Regulasi juga menjadi pembelajaran penting. Permendikbud No. 82 Tahun 2015 mengamanatkan sekolah untuk menghindari kekerasan fisik maupun psikis dalam penegakan disiplin. Sayangnya, implementasinya masih lemah. Banyak guru tidak memahami bahwa sanksi harus bersifat mendidik, bukan menghukum. Sosialisasi dan pengawasan yang minim membuat aturan ini seringkali hanya menjadi wacana (Kemdikbud, 2015). Permendikbud ini juga sering dipakai sebagai cela bagi para orang tua untuk mempidanakan guru atau yang lebih sadis, siswa lalu melakukan tindak kekerasan fisik dan verbal kepada guru.
Solusi Kolaboratif
Untuk mengatasi masalah ini, kolaborasi antara orang tua, sekolah, dan pemerintah daerah menjadi kunci. Pertama, membangun komunikasi proaktif. Sekolah perlu membuka forum rutin seperti parenting class untuk mendiskusikan kebijakan disiplin. Guru wajib mengomunikasikan alasan sanksi secara transparan, dilengkapi bukti seperti catatan pelanggaran atau rekaman CCTV. Di sisi lain, orang tua harus menghindari reaksi emosional. Alih-alih langsung protes, tanyakan detail kejadian pada anak dan guru. Ajarkan anak bertanggung jawab atas kesalahan, tetapi juga berani menyampaikan ketidaknyamanannya.
Kedua, mengganti hukuman dengan konsekuensi edukatif. Contohnya, siswa yang terlambat bisa bertugas membantu merapikan perpustakaan sambil belajar manajemen waktu. Siswa yang bertengkar diwajibkan mengikuti mediasi peer counseling dan menulis refleksi dampak perbuatannya. Untuk pelanggaran serius seperti bullying, penanganan harus melibatkan psikolog sekolah dan orang tua.
Ketiga, memperkuat peran Komite Sekolah dan Dinas Pendidikan. Komite harus menjadi jembatan aspirasi orang tua dan kebijakan sekolah. Sementara itu, Dinas Pendidikan perlu membangun sistem pengaduan terintegrasi untuk memantau praktik disiplin, termasuk memberi sanksi pada sekolah yang melanggar prinsip Permendikbud No. 82/2015.
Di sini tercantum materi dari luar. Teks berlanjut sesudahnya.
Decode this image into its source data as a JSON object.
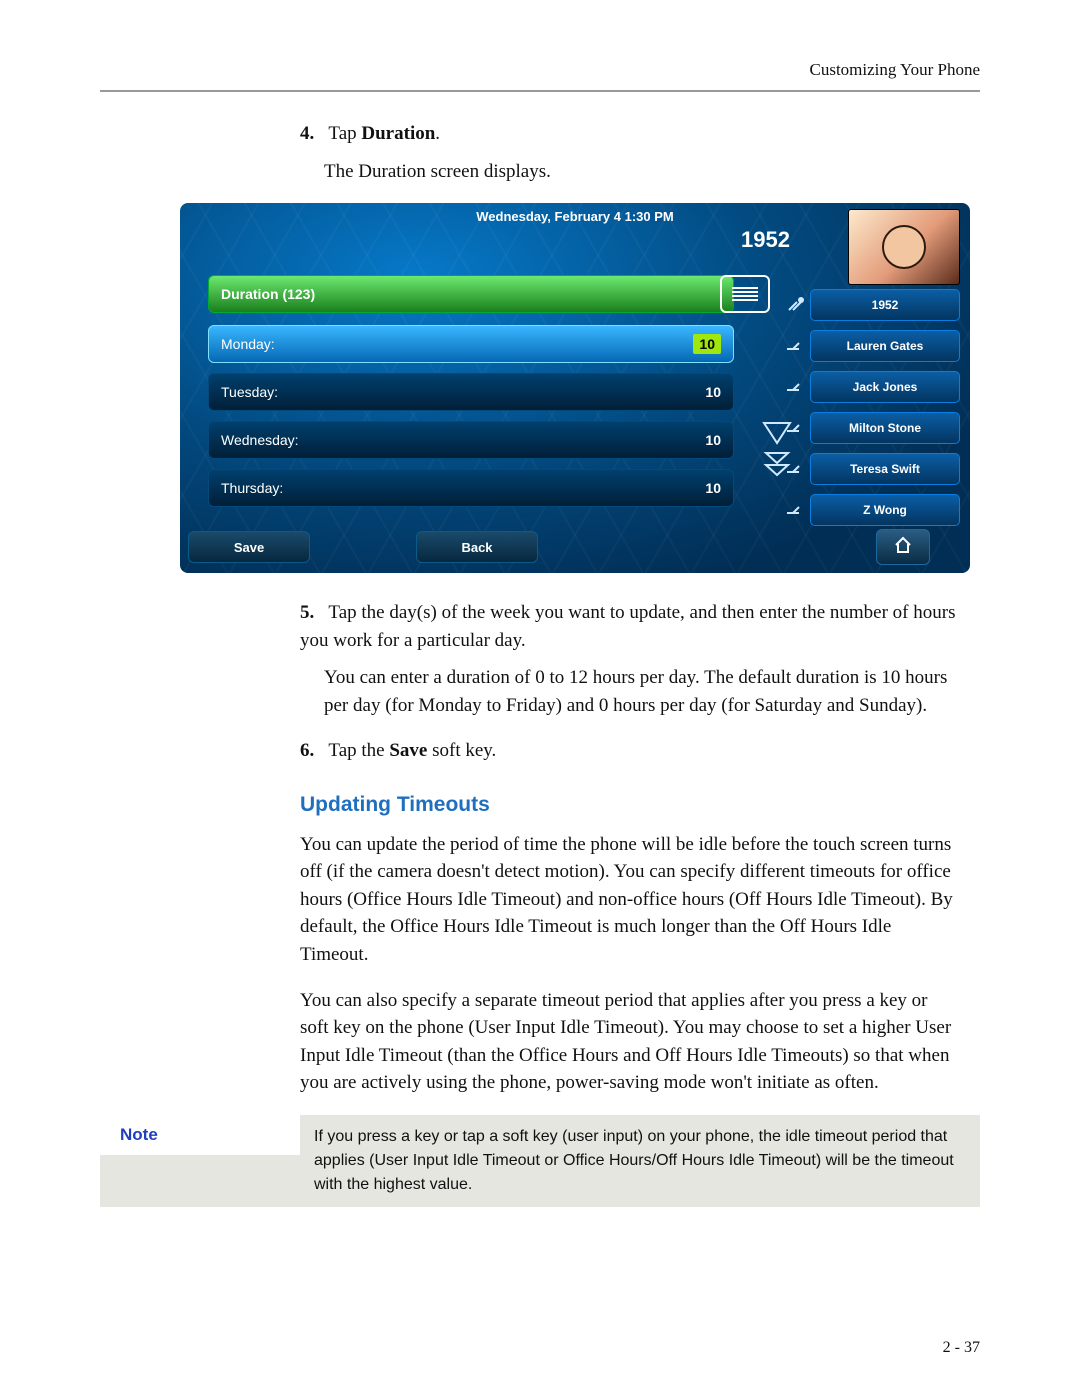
{
  "running_head": "Customizing Your Phone",
  "page_number": "2 - 37",
  "steps": {
    "s4_num": "4.",
    "s4_text_a": "Tap ",
    "s4_bold": "Duration",
    "s4_text_b": ".",
    "s4_follow": "The Duration screen displays.",
    "s5_num": "5.",
    "s5_text": "Tap the day(s) of the week you want to update, and then enter the number of hours you work for a particular day.",
    "s5_follow": "You can enter a duration of 0 to 12 hours per day. The default duration is 10 hours per day (for Monday to Friday) and 0 hours per day (for Saturday and Sunday).",
    "s6_num": "6.",
    "s6_text_a": "Tap the ",
    "s6_bold": "Save",
    "s6_text_b": " soft key."
  },
  "section_heading": "Updating Timeouts",
  "section_p1": "You can update the period of time the phone will be idle before the touch screen turns off (if the camera doesn't detect motion). You can specify different timeouts for office hours (Office Hours Idle Timeout) and non-office hours (Off Hours Idle Timeout). By default, the Office Hours Idle Timeout is much longer than the Off Hours Idle Timeout.",
  "section_p2": "You can also specify a separate timeout period that applies after you press a key or soft key on the phone (User Input Idle Timeout). You may choose to set a higher User Input Idle Timeout (than the Office Hours and Off Hours Idle Timeouts) so that when you are actively using the phone, power-saving mode won't initiate as often.",
  "note_label": "Note",
  "note_body": "If you press a key or tap a soft key (user input) on your phone, the idle timeout period that applies (User Input Idle Timeout or Office Hours/Off Hours Idle Timeout) will be the timeout with the highest value.",
  "screen": {
    "datetime": "Wednesday, February 4  1:30 PM",
    "extension": "1952",
    "header": "Duration (123)",
    "rows": [
      {
        "label": "Monday:",
        "value": "10",
        "selected": true
      },
      {
        "label": "Tuesday:",
        "value": "10",
        "selected": false
      },
      {
        "label": "Wednesday:",
        "value": "10",
        "selected": false
      },
      {
        "label": "Thursday:",
        "value": "10",
        "selected": false
      }
    ],
    "side": [
      "1952",
      "Lauren Gates",
      "Jack Jones",
      "Milton Stone",
      "Teresa Swift",
      "Z Wong"
    ],
    "soft_save": "Save",
    "soft_back": "Back"
  }
}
Keempat, pendidikan karakter berbasis keluarga-sekolah. Sekolah bisa mengadakan parenting workshop tentang teknik disiplin positif, sementara orang tua diajak terlibat dalam proyek kolaboratif seperti membuat konten edukasi anti-bullying atau kampanye kebersihan lingkungan (Studi oleh Pusat Penelitian Kebijakan Pendidikan dan Kebudayaan, 2020).
Refleksi Akhir
Masalah disiplin sekolah bukanlah pertarungan antara "benar" dan "salah", melainkan ujian bagi orang tua dan sekolah untuk bersama-sama memahami kebutuhan anak. Ketika sanksi diberikan, yang diperlukan bukanlah perlawanan, tetapi dialog untuk menggali akar masalah. Pendidikan yang humanis hanya terwujud jika kedua pihak bersedia keluar dari ego masing-masing, lalu duduk bersama sebagai tim dengan tujuan sama: membentuk anak yang tidak hanya cerdas, tetapi juga berempati dan bertanggung jawab.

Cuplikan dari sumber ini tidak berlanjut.